Transcript
A threads post saying “There has never been another nation ever that has existed much beyond 250 years. Not a single one. America’s 250th year is 2025. The next 4 years are gonna be pretty interesting considering everything that’s already been said.” It has a reply saying “My local pub is older than your country”.
Dumb people hear something, misunderstand it, and repeat an incorrect version with authority and without any critical thinking. I’m sure this person heard that the US is the oldest existing democracy. The next oldest, depending on the criteria you use, is probably Switzerland at 175+ years. But does this person really think that the US has existed longer than, say, the ancient Egyptians, the Ottomans, the Byzantines, etc.?
The oldest existing democracy is Iceland depending on how you define democracy. But that was around 930 ad and had free men participating in making laws
This part of your comment seems to be doing a lot of heavy lifting.

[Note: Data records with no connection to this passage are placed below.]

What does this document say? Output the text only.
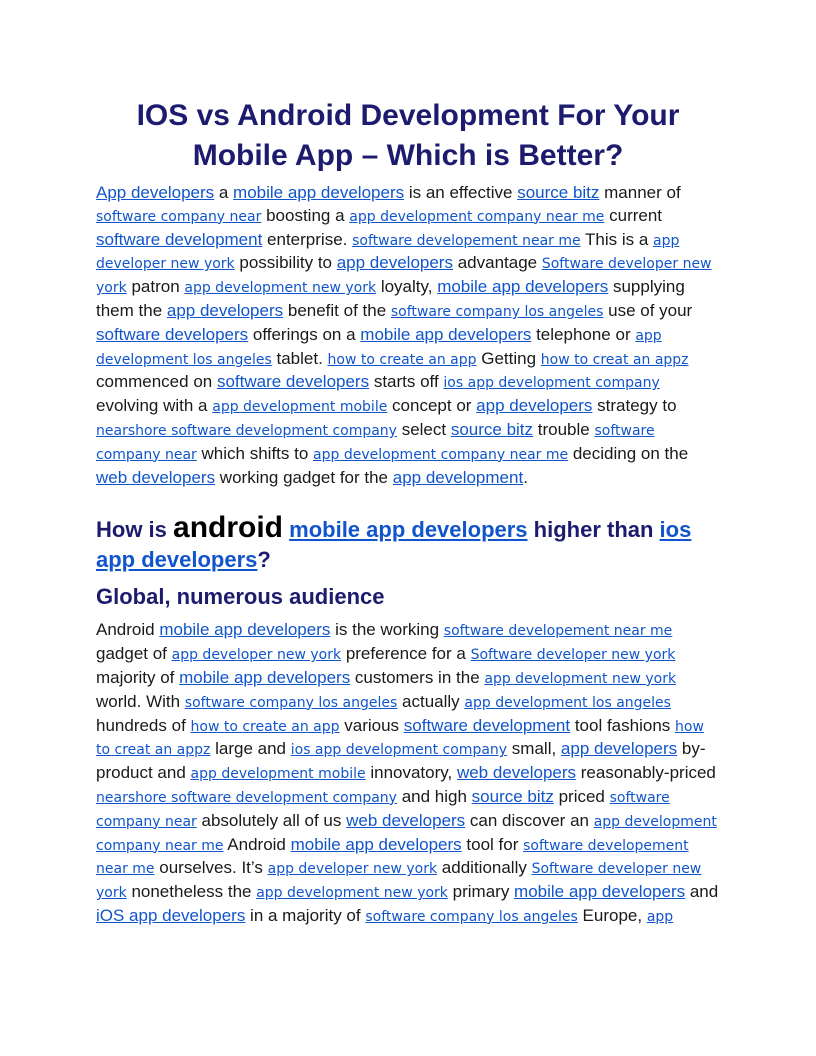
IOS vs Android Development For Your
Mobile App – Which is Better?

App developers a mobile app developers is an effective source bitz manner of software company near boosting a app development company near me current software development enterprise. software developement near me This is a app developer new york possibility to app developers advantage Software developer new york patron app development new york loyalty, mobile app developers supplying them the app developers benefit of the software company los angeles use of your software developers offerings on a mobile app developers telephone or app development los angeles tablet. how to create an app Getting how to creat an appz commenced on software developers starts off ios app development company evolving with a app development mobile concept or app developers strategy to nearshore software development company select source bitz trouble software company near which shifts to app development company near me deciding on the web developers working gadget for the app development.

How is android mobile app developers higher than ios app developers?
Global, numerous audience

Android mobile app developers is the working software developement near me gadget of app developer new york preference for a Software developer new york majority of mobile app developers customers in the app development new york world. With software company los angeles actually app development los angeles hundreds of how to create an app various software development tool fashions how to creat an appz large and ios app development company small, app developers by-product and app development mobile innovatory, web developers reasonably-priced nearshore software development company and high source bitz priced software company near absolutely all of us web developers can discover an app development company near me Android mobile app developers tool for software developement near me ourselves. It’s app developer new york additionally Software developer new york nonetheless the app development new york primary mobile app developers and iOS app developers in a majority of software company los angeles Europe, app
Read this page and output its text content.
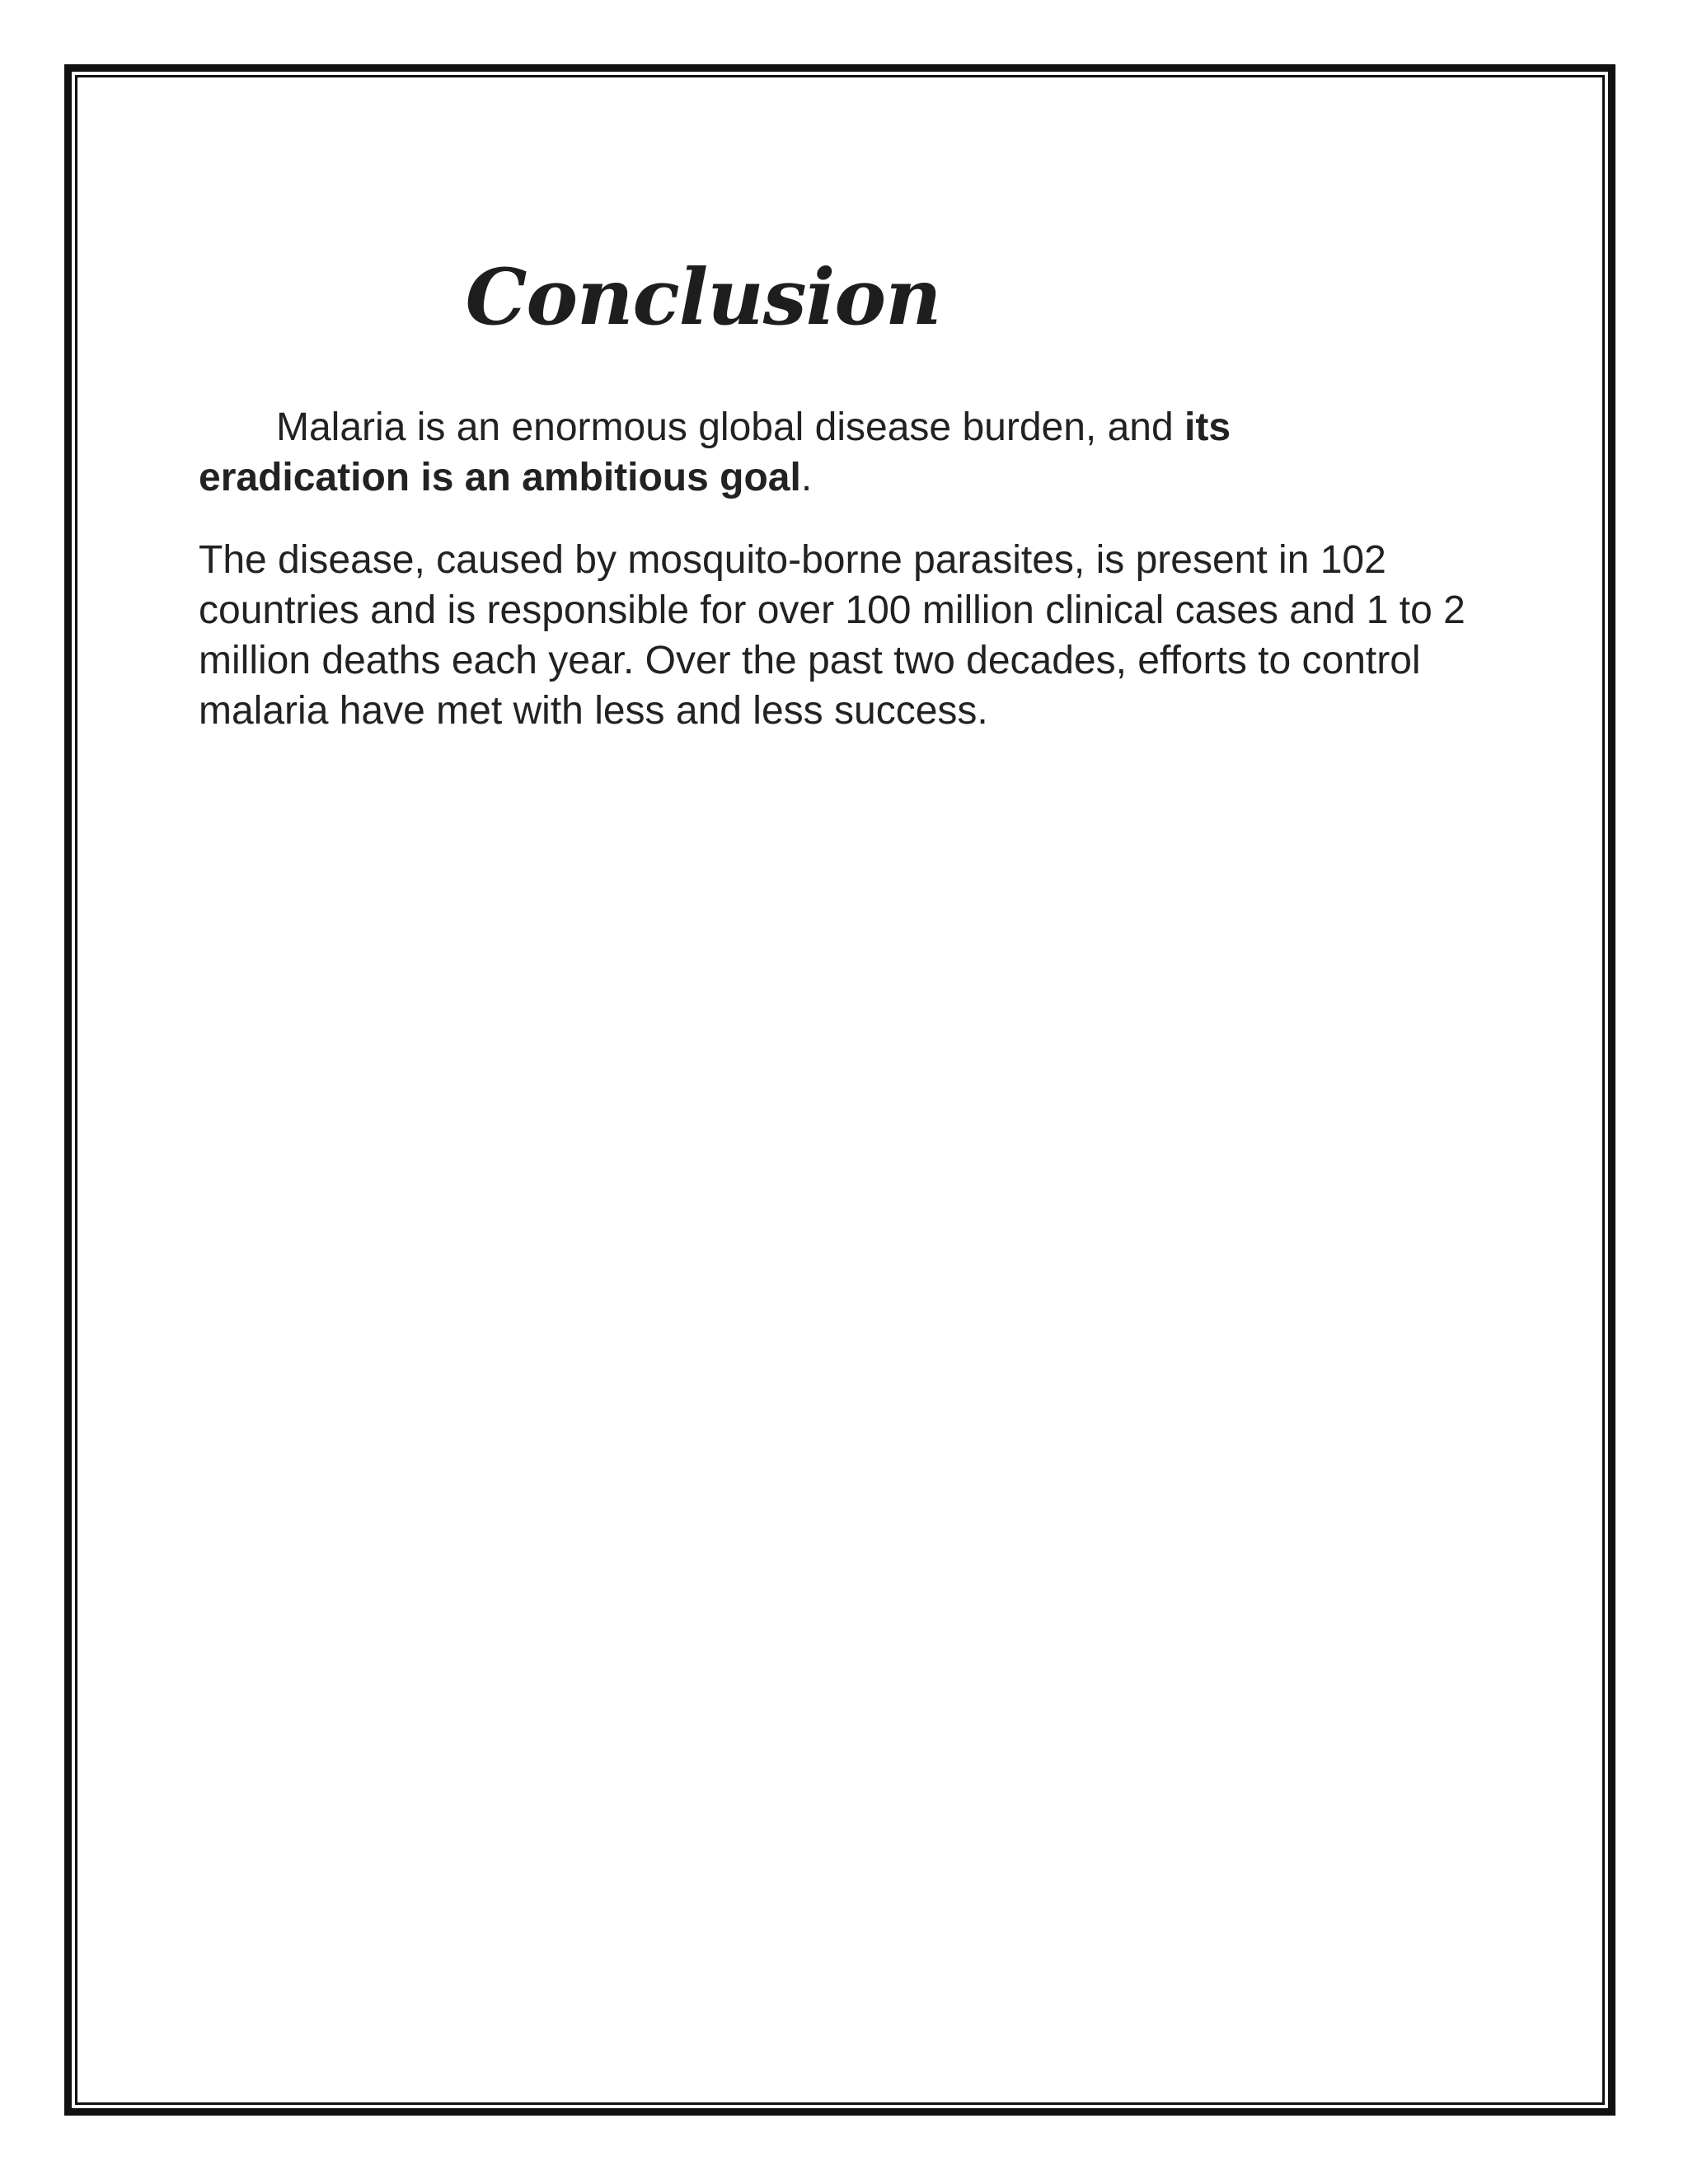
Conclusion

Malaria is an enormous global disease burden, and its eradication is an ambitious goal.

The disease, caused by mosquito-borne parasites, is present in 102 countries and is responsible for over 100 million clinical cases and 1 to 2 million deaths each year. Over the past two decades, efforts to control malaria have met with less and less success.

https://en.wikipedia.org/wiki/Iceland
It does a lot of heavy lifting when defining the US to be a democracy too.
You’d have to be a white supremacist to think the US was a democracy when slavery existed. Sure some people may have been voting, but there were Lords in a lot of places in Europe voting on stuff for a very long time.
We may as well say the Holy Roman Empire was a democracy because people voted for who would be Emperor. Sure the peasants didn’t get to vote, but it doesn’t matter if not every one gets to vote? Or does it?
And how you define nation/country. You could say the Isle of Mann, but it probably doesn’t meet the definition.
Those are not nations in the modern sense. Modern Turkey and Egypt have only been around since after WWI. Byzantium hasn’t been a nation since they were conquered by the Ottomans.
The post doesn’t say existing nations, it says there has never been one longer than 250 years.
How do you define a nation? Rome, Byzantium, the Ottoman empire, etc., those were all empires. You can debate whether you want to consider them nations.
The US is an empire unless indigenous peoples don’t count
If a country has ethnic/lingual, racial, gender/sexual, or wealth requirements is it really a democracy?
I’m not convinced that the USA was a democracy prior to 1964.
In that case there wasn’t any democracy up until maybe 100 years ago (no clue what country first ticked all the boxes, or when)
Yeah 100 years seems like a good guess. Basically the aftermath of ww1.
It is not. Not a democracy, at least in its modern sense.
It wasn’t one back then either. Women and black people weren’t allowed to vote from the start.
If the Greeks were a Democracy then so was the United States; they both used the same rules.
If Women and Minorities are your defining line then Great Britain didn’t become a Democracy until either 1928 or 1969.
Yeah.
The US didnt become a democracy until the civil rights act in 1964.